We use the ROOT::Math::GoFTest class of ROOT to perform the goodness of fit test. 

In [None]:
ROOT::Math::GoFTest gof(x.size(),x.data(),*pdf);

##### Anderson-Darling Test

In [None]:
pvalue = gof.AndersonDarlingTest();
std::cout << "Anderson-Darling p-value = " << pvalue << std::endl;

##### Kolmogorov-Smirnov Test

In [None]:
pvalue = gof.KolmogorovSmirnovTest();
std::cout << "Kolmogorov-Smirnov p-value = " << pvalue << std::endl;

##### GoF Test using Baker-Cousins $\chi^2$

To compute the Baker-Cousins $\chi^2$ for the data with respect to our assumed theoretical function, we fit the function to the data, but keeping the $\mu$ and $\sigma$ fixed.
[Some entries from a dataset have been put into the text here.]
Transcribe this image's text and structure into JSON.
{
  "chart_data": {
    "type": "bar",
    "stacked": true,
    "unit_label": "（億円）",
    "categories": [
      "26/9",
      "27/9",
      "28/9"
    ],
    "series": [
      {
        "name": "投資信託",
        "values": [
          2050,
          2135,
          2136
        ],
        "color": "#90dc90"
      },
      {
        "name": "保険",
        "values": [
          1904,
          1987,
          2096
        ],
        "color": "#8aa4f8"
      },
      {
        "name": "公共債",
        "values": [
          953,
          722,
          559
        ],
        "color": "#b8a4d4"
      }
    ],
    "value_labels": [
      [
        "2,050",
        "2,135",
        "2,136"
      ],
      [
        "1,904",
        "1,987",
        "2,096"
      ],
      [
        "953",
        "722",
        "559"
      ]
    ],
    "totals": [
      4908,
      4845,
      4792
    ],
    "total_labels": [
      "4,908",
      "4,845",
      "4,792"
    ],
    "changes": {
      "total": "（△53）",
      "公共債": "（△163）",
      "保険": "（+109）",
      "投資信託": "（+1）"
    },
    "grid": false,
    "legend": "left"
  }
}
We keep varying only the normalization constant. 

In [None]:
pdf2 = new TF1("gaus_pdf","[0]*ROOT::Math::normal_pdf(x,1,0)");
fitResult = h1->Fit(pdf2,"L S");
double chi2LR = 2 * fitResult->MinFcnValue();
std::cout << "Baker-Cousins chi-squared = " << chi2LR << std::endl;

In order to compute the p-value for this case, we need to calibrate the test-statistics using pseudoeperiments

In [None]:
// we should generate pseudo-experiments to get the correct p-values
hchi2 = new TH1D("hchi2","chi2 distribution",100,0,200);
h = new TH1D("h","gaussian experiment",100,-5,5);    
for (int iexp = 0; iexp < 1000; ++iexp) { 
    pdf2->SetParameter(0,10);
    h->FillRandom(pdf2->GetName(),n);
    auto r = h->Fit(pdf2,"L S Q");
    hchi2->Fill(2. * r->MinFcnValue() );
    h->Reset();
}
hchi2->Draw();
gPad->Draw();

After getting the test statistic distribution from the pseudo-experiment we fit to a  $\chi^2$ distribution where the free parameter is the number of degree of freedom, as we did in the exercise yesterday

In [None]:
fchi2 = new TF1("fchi2","[Constant]*ROOT::Math::chisquared_pdf(x,[ndf])",0,100);
fchi2->SetParameters(hchi2->GetEntries()*hchi2->GetBinWidth(1), hchi2->GetMean());
hchi2->Fit(fchi2,"LS");
ndf = fchi2->GetParameter("ndf");
std::cout << "Fitted ndf is " << ndf << std::endl;
gStyle->SetOptFit(1111);
gPad->Draw();

In [None]:
pvalue = ROOT::Math::chisquared_cdf_c(chi2LR, ndf);
std::cout << "Computed p-value for Baker-Cousins chi-squared = " << pvalue << std::endl;

The example can be extended by computing the p-value distributions using pseudo-experiments for the KS and AD test.